1. Safety training has a blind spot for encoded inputs. Llama 3.1 8B's safety guardrails appear to operate primarily at the surface level — matching patterns in the input text. When the harmful query is Base64 or ROT13 encoded, the safety layer doesn't engage. The model decodes the text, sees a question, and answers it. This suggests the safety training didn't include encoded adversarial examples.

2. Model size and training matter more than attack sophistication. GPT-OSS 20B resisted persona and few-shot attacks completely, and only yielded to obfuscation at a much lower rate. This isn't just about having more parameters — it suggests deeper safety alignment that operates at the intent level rather than the keyword level.

3. The DAN prompt works, but barely. The famous "Do Anything Now" jailbreak achieved 26.7% ASR on Llama 3.1 and 0% on GPT-OSS. The era of simple persona-based jailbreaks appears to be fading as safety training improves.

4. Few-shot jailbreaking is a dead end (for now). Zero percent success across both models, all variants. Safety training appears to be specifically hardened against in-context manipulation.

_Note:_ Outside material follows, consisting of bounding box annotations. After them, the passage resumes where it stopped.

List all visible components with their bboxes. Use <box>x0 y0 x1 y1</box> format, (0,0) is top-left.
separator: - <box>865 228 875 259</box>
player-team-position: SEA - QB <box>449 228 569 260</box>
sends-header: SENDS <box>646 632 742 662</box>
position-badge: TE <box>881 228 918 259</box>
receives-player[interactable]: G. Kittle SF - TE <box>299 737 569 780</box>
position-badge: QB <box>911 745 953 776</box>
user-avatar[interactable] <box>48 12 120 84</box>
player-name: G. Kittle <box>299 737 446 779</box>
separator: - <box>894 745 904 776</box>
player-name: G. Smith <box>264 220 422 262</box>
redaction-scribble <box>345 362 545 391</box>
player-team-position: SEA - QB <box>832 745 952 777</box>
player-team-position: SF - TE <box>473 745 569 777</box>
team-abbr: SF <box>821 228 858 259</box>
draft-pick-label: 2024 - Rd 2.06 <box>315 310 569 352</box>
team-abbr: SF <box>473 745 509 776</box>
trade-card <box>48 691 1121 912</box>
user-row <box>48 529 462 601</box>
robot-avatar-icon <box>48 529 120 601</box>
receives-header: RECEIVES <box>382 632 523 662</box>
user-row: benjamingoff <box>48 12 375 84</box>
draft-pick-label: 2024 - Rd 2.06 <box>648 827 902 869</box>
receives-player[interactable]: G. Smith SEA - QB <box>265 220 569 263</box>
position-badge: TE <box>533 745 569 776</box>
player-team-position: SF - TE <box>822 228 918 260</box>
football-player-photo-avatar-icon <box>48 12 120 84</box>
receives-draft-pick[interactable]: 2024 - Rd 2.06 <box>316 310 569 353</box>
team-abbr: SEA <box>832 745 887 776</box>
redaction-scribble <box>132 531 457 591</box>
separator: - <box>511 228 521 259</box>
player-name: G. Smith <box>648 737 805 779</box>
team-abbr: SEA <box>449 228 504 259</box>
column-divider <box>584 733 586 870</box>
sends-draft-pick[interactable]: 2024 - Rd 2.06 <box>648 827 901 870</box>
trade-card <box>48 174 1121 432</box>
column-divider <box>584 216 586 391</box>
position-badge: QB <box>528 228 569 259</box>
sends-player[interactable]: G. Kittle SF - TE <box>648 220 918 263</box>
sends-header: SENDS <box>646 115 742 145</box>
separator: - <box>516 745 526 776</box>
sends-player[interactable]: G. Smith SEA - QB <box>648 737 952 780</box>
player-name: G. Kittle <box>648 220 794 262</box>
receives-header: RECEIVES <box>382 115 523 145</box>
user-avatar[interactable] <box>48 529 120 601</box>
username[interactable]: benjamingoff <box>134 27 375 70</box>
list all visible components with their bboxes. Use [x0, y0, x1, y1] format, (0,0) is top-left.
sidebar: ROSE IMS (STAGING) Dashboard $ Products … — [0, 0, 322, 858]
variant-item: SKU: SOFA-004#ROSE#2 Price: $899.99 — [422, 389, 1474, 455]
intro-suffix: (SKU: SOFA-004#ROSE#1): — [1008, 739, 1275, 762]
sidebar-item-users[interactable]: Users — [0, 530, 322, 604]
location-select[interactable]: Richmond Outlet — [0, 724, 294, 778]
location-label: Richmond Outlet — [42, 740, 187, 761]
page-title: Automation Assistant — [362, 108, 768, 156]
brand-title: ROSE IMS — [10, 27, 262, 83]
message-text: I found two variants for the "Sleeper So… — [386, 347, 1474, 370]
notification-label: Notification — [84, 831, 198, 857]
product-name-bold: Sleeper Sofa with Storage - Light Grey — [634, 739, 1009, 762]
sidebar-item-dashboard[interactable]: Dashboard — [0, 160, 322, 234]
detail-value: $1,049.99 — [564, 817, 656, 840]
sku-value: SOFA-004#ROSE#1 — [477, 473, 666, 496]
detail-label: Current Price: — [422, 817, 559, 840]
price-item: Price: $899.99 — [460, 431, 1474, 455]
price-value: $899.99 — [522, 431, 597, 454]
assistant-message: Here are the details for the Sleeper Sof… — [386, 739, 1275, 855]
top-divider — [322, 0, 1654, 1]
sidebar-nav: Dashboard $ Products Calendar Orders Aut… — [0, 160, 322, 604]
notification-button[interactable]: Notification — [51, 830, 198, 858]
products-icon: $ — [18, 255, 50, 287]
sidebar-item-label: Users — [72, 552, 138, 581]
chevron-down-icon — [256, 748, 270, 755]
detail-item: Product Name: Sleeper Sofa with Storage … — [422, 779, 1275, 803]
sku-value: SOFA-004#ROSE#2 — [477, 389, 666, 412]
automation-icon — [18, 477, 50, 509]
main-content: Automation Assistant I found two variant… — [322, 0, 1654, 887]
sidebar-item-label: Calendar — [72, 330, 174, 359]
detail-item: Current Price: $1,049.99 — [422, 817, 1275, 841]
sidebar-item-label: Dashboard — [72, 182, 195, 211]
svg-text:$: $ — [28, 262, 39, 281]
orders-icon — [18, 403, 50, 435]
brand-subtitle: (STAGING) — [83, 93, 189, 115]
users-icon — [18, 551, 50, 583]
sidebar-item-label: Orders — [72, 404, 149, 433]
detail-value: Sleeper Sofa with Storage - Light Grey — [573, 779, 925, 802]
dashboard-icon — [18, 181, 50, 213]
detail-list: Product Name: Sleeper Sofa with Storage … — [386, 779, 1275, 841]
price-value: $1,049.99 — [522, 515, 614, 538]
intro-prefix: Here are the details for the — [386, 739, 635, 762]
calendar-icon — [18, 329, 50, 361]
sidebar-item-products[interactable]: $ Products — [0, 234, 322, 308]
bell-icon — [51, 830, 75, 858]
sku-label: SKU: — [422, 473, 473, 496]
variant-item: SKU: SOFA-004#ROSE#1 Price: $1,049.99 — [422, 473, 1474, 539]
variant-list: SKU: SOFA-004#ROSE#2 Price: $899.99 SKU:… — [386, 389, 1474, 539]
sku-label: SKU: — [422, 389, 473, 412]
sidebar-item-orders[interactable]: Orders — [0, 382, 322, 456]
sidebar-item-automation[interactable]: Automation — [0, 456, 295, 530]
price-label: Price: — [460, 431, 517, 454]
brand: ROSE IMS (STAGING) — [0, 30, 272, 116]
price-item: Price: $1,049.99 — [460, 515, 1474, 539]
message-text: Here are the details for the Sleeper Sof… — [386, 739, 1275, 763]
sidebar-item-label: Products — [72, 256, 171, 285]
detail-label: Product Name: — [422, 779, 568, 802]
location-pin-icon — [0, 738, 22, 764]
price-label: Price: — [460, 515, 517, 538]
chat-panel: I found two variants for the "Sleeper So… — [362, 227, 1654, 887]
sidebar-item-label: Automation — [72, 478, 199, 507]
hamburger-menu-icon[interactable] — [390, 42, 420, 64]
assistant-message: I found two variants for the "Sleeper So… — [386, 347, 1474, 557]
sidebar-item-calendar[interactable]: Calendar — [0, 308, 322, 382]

5. The false refusal problem is real. Both models showed 27-30% false refusal rates on benign control queries. When your model refuses to explain how a car ignition works because it's adjacent to "how to hotwire a car," your safety training is over-fitted. This is lost utility — and it's the cost of aggressive safety training.

Limitations

This is a proof-of-concept with a small benchmark (15 restricted queries, 15 benign controls). The heuristic refusal classifier has obvious limitations — it can miss refusals that don't use standard phrasing, and it can't distinguish between a genuinely helpful answer and a superficial one that doesn't actually contain harmful information. A production study would use a judge LLM for evaluation and a much larger query set.

Temperature was fixed at 0.7. Running at different temperatures would likely change the results, especially for borderline cases.

The obfuscation results for Llama 3.1 8B are dramatic enough that I'm confident they'd hold up with a larger sample. The persona and few-shot results are noisier and would benefit from more data.

Takeaways for Practitioners

If you're deploying an open-weight LLM and care about safety:

  1. Test with encoded inputs. If your model decodes Base64 and answers harmful queries, you have a problem. Add encoded adversarial examples to your safety training data.
  2. Don't assume persona resistance. Test DAN-style prompts explicitly against your model. Llama 3.1 8B still partially falls for them.
  3. Measure false refusal rate. Your safety training is too aggressive if it's blocking legitimate queries at a 30% rate. Users will notice.
  4. Evaluate at the semantic level. Keyword-based safety filters are insufficient. If your guardrails can be bypassed by ROT13, they're operating at the wrong abstraction level.

Experiment code is available on GitHub. All inference was run locally on an M-series MacBook using Ollama. Total runtime: ~3.7 hours across 660 queries.